Os diretores e membros do conselho de administração, bem como aqueles que estiveram no exercício da administração nos últimos 12 meses das empresas em questão, ficarão com os bens indisponíveis.
No caso de decretação de caducidade das concessões, será necessária uma nova licitação para ver quem administrará as empresas e os credores da antiga concessão poderão ficar sem receber suas dívidas, uma vez que a mesma não é repassada para o novo controlador. “A dívida não acompanha a concessão. Se houver caducidade, tem licitação, e se faz uma nova licitação sem dívida”, explicou o diretor Julião Coelho.

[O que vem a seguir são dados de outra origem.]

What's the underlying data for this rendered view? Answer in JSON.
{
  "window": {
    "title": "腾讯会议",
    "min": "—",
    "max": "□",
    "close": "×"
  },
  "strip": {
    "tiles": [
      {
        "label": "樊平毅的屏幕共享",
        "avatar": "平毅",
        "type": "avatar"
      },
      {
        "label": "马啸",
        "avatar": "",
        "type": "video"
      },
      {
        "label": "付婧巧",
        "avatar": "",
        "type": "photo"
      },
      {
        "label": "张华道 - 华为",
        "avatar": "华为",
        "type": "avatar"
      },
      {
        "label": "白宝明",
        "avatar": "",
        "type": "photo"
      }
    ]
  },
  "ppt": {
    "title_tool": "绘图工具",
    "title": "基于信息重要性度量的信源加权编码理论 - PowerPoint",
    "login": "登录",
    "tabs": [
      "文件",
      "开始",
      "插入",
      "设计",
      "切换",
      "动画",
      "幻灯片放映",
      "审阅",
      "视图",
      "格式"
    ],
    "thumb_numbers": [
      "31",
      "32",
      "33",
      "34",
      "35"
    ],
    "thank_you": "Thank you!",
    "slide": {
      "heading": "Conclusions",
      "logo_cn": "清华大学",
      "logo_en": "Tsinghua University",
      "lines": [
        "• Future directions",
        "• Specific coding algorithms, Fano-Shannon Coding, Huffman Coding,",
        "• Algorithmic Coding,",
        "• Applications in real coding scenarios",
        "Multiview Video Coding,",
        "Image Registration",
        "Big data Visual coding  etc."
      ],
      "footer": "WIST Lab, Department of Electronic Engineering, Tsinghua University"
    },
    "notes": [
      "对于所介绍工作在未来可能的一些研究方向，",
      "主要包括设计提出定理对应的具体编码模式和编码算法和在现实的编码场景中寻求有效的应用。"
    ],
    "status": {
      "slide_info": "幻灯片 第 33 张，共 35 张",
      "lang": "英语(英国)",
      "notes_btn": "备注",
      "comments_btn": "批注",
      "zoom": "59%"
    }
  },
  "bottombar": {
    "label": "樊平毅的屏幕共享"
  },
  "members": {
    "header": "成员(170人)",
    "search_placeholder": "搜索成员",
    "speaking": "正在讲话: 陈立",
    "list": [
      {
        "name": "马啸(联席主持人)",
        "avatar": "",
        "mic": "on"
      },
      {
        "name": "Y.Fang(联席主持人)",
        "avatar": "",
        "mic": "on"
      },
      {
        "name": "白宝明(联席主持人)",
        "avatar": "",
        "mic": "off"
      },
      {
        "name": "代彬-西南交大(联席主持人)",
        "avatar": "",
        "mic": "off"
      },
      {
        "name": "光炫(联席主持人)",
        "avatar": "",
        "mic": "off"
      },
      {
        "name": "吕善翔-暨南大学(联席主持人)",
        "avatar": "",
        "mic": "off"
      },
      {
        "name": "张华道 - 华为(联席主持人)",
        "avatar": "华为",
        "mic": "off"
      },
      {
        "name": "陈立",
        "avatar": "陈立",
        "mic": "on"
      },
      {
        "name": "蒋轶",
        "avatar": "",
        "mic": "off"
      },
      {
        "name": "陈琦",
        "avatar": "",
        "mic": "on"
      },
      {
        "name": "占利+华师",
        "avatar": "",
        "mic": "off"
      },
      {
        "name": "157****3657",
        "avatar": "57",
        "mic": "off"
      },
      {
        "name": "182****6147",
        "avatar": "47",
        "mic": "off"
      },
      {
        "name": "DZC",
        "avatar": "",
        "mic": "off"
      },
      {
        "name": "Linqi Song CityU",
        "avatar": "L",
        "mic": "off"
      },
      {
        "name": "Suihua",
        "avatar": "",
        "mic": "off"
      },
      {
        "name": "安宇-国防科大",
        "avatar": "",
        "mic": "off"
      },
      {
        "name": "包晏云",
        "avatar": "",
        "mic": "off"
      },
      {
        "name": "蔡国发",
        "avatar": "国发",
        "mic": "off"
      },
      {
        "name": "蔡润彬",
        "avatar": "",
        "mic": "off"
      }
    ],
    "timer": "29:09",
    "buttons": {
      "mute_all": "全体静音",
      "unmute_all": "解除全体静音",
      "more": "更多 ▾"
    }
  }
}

O pagamento das dívidas será analisado de acordo com os problemas apresentados em cada empresa. Segundo Nelson Hubner, diretor geral da Aneel, em algumas delas o pagamento dos credores não está de acordo com a receita, e ficará a cargo dos interventores a negociação com os grupos.
Segundo Hubner, outras concessionárias de energia elétrica do País também preocupam a agência devido aos seus índices de qualidade, mas não de forma imediata como com as distribuidoras da Rede Energia. “Em termos de qualidade sim, individualmente. Mas olhamos o grupo, e vemos que ele tem como se manter. Temos atuado junto a esses grupos para correção de rumo”, finalizou.
A decisão da Aneel veio à tona um dia depois de a presidente Dilma Roussef publicar no Diário Oficial uma Medida Provisória com regras para decretação de caducidade de concessão ou intervenção em concessionárias de prestação de serviços de energia elétrica.